A few minutes ago, the world had slowed. But now it sped up. Faster and faster like it was about to spin out of orbit. When my mom looked at me, my legs wobbled. A siren sounded in the distance. My heart was this close to erupting out of my chest. What had I done to the bighearted eight-year-old boy who loved dogs and weirdness, and who wasn’t afraid to invest in lost causes?
Lights flashed as the ambulance arrived. Two medics jumped out. Howard scrambled out of the way as the medics slid under the truck. Working together, they fitted Mac with a neck brace and readied a backboard, which I recognized from watching Carolina Panthers football games with my dad. They used them on players whenever they suspected serious neck or back injuries.
A growing crowd of bystanders watched the medics work. I shivered. Even the filthy axeman was there, recording the events on his old cell phone, like an innocent boy getting struck by a truck was entertaining. The medics slid Mac onto the backboard and into their ambulance. Howard tried to crawl inside, but one of the medics told him to follow the ambulance in his car. A door slammed shut. Away they went, siren blaring.
Howard and Tabitha hurried to Howard’s minivan. Through the blurry haze of my falling tears, I caught Howard’s gaze. Face red and blotchy, Howard waved me away, loud and sharp. “Ride with your mother, Bertie!”
My mom was waiting for me in the driver’s seat. Climbing inside, I buckled up, numb and afraid. Mom backed up our car onto the road. We drove in silence for about a minute. She put her hand on my shaky knee. Looking up at her, I wanted to confess my sins. I wanted my mom to forgive me, and then lecture me about kindness, and putting other people first. I wanted to feel like I was her not-so-terrible daughter.
But all I could say was, “Mom, they’re going to blame me.” My head hung low. “I don’t know if I should go to the hospital. I don’t know if they will even want me there.”
“No one will blame you,” she said.
“No, they will! Tabitha will definitely blame me!”
“Bertie, you need to calm down. This is not about you, understand?”

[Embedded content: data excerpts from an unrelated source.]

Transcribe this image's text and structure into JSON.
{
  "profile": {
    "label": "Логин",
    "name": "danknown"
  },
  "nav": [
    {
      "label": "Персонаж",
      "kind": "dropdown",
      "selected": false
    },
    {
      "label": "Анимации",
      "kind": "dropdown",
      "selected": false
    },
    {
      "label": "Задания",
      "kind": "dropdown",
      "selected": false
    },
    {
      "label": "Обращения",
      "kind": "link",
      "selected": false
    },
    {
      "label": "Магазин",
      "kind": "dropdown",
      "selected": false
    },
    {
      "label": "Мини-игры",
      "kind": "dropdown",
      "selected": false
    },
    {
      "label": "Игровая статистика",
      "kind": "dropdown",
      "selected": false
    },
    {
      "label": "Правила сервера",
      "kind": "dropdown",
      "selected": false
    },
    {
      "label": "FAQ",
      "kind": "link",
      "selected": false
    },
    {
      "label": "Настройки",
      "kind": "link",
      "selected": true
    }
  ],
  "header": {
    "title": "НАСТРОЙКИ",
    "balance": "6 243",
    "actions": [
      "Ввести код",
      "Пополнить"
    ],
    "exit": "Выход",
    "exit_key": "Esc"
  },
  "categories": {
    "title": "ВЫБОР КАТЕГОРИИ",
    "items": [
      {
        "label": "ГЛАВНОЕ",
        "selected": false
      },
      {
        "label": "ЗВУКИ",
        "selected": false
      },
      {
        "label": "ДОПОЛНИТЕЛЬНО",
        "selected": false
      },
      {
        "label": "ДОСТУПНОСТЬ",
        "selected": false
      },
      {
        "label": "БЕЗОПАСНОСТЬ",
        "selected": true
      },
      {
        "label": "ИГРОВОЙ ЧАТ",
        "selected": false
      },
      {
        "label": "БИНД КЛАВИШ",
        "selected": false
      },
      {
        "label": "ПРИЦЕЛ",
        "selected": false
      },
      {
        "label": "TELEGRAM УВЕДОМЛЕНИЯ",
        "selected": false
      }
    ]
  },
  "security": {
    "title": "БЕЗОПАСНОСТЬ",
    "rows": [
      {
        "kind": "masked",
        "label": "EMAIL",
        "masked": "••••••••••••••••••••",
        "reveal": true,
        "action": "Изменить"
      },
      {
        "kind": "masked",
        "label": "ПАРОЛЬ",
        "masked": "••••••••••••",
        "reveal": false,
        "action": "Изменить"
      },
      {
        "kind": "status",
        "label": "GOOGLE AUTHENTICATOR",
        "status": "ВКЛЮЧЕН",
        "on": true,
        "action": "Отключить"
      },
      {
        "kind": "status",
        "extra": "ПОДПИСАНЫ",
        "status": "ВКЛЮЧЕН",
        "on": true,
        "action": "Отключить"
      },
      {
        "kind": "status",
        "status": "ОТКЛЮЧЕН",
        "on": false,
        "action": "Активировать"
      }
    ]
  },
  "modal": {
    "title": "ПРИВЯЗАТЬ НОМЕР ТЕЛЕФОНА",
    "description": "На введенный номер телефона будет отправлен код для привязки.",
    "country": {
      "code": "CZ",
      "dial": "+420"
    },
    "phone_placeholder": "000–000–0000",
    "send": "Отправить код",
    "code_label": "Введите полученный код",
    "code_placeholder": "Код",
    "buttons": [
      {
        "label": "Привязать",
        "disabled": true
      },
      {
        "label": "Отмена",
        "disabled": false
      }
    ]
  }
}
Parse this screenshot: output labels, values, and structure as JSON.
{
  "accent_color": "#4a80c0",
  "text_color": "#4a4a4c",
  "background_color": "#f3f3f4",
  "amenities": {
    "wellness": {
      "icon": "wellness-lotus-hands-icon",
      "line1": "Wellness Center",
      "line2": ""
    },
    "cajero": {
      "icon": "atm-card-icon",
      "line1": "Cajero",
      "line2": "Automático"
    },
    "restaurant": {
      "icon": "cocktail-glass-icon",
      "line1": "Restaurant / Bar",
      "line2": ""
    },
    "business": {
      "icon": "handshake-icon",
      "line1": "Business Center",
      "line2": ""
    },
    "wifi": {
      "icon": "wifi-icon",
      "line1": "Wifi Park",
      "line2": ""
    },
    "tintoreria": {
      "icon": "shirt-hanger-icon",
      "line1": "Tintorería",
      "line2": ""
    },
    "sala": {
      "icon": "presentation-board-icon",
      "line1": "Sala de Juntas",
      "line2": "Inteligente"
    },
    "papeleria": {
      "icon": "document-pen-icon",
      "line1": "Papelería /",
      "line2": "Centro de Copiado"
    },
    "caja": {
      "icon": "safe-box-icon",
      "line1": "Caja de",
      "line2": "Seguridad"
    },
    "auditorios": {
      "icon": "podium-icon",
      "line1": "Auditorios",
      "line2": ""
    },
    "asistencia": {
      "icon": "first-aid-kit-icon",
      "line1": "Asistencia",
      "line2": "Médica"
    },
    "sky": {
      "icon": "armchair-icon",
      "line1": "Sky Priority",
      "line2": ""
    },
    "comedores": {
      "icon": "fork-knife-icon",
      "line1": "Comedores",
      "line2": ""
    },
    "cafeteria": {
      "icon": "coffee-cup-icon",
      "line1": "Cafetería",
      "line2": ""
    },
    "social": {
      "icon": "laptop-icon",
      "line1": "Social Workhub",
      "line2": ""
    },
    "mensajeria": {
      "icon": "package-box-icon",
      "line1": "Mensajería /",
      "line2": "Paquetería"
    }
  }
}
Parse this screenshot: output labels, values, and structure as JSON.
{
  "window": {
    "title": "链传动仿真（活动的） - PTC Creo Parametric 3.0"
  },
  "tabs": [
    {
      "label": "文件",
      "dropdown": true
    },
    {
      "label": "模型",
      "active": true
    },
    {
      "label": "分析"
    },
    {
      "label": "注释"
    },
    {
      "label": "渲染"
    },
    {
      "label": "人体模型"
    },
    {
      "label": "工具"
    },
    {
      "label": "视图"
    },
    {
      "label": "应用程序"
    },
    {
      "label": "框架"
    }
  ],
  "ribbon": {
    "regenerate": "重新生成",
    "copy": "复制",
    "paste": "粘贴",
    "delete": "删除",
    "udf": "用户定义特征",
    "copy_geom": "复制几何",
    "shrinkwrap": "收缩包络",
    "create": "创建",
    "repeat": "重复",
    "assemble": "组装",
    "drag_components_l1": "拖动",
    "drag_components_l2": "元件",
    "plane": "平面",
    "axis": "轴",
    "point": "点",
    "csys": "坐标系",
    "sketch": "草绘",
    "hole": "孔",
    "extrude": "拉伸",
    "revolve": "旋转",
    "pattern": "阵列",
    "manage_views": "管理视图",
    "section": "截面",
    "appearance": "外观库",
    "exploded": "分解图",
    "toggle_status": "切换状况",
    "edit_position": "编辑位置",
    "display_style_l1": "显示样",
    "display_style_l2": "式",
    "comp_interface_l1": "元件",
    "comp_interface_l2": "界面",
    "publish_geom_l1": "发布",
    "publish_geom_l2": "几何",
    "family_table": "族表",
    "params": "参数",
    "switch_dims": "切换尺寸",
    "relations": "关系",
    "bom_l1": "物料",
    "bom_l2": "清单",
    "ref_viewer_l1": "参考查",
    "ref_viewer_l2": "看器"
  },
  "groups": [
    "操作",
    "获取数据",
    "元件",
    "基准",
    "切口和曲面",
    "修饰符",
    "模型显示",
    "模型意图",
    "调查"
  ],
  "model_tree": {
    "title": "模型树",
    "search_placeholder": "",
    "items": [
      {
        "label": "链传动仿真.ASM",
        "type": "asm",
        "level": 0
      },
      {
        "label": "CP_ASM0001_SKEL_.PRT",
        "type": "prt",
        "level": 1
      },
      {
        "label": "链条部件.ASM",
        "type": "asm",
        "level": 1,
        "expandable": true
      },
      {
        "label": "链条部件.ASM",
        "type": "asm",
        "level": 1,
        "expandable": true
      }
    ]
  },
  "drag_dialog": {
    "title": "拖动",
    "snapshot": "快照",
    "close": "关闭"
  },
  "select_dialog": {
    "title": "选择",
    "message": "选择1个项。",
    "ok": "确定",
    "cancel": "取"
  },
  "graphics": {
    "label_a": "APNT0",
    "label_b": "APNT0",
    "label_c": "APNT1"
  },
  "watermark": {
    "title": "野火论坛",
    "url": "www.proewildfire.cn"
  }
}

“But don’t you want to know about––”
“We will talk later about everything,” she said. “Right now, we need to find out Mac’s condition at the hospital. Then we can figure out what’s what. Got it?”
There was no anger in her voice. She gave me a look of love. A mother’s love. It wounded me even deeper. Mac Morton and I would now be forever entwined, tangled up. I would always be the girl who caused Mac to be hit by a truck. He was badly hurt, and it was my fault. Depending on what happened next, lives hung in the balance. If Mac died, in a way, I would too. And that would mean the end of my mother.
Straining against my seatbelt, I clutched my knees to my chest. Like Alice in Wonderland, I wanted to shrink down so small I could crawl inside the glove box and hide. The shame of what I had done cut so deep, I didn’t want anyone to see me, especially my mom. When she found out that I was the reason Mac was riding in an ambulance, she would never look at me the same way again.
Mom turned onto the road for St. Anne Hospital, and my stomach clenched. Dark thoughts bounced around my brain like a bullet ricochet. Since we’d arrived in Altoona, I had been warning my mom and my dad and the Mortons that something horrible was going to happen.
And now I finally realized the harsh truth. I was the something horrible.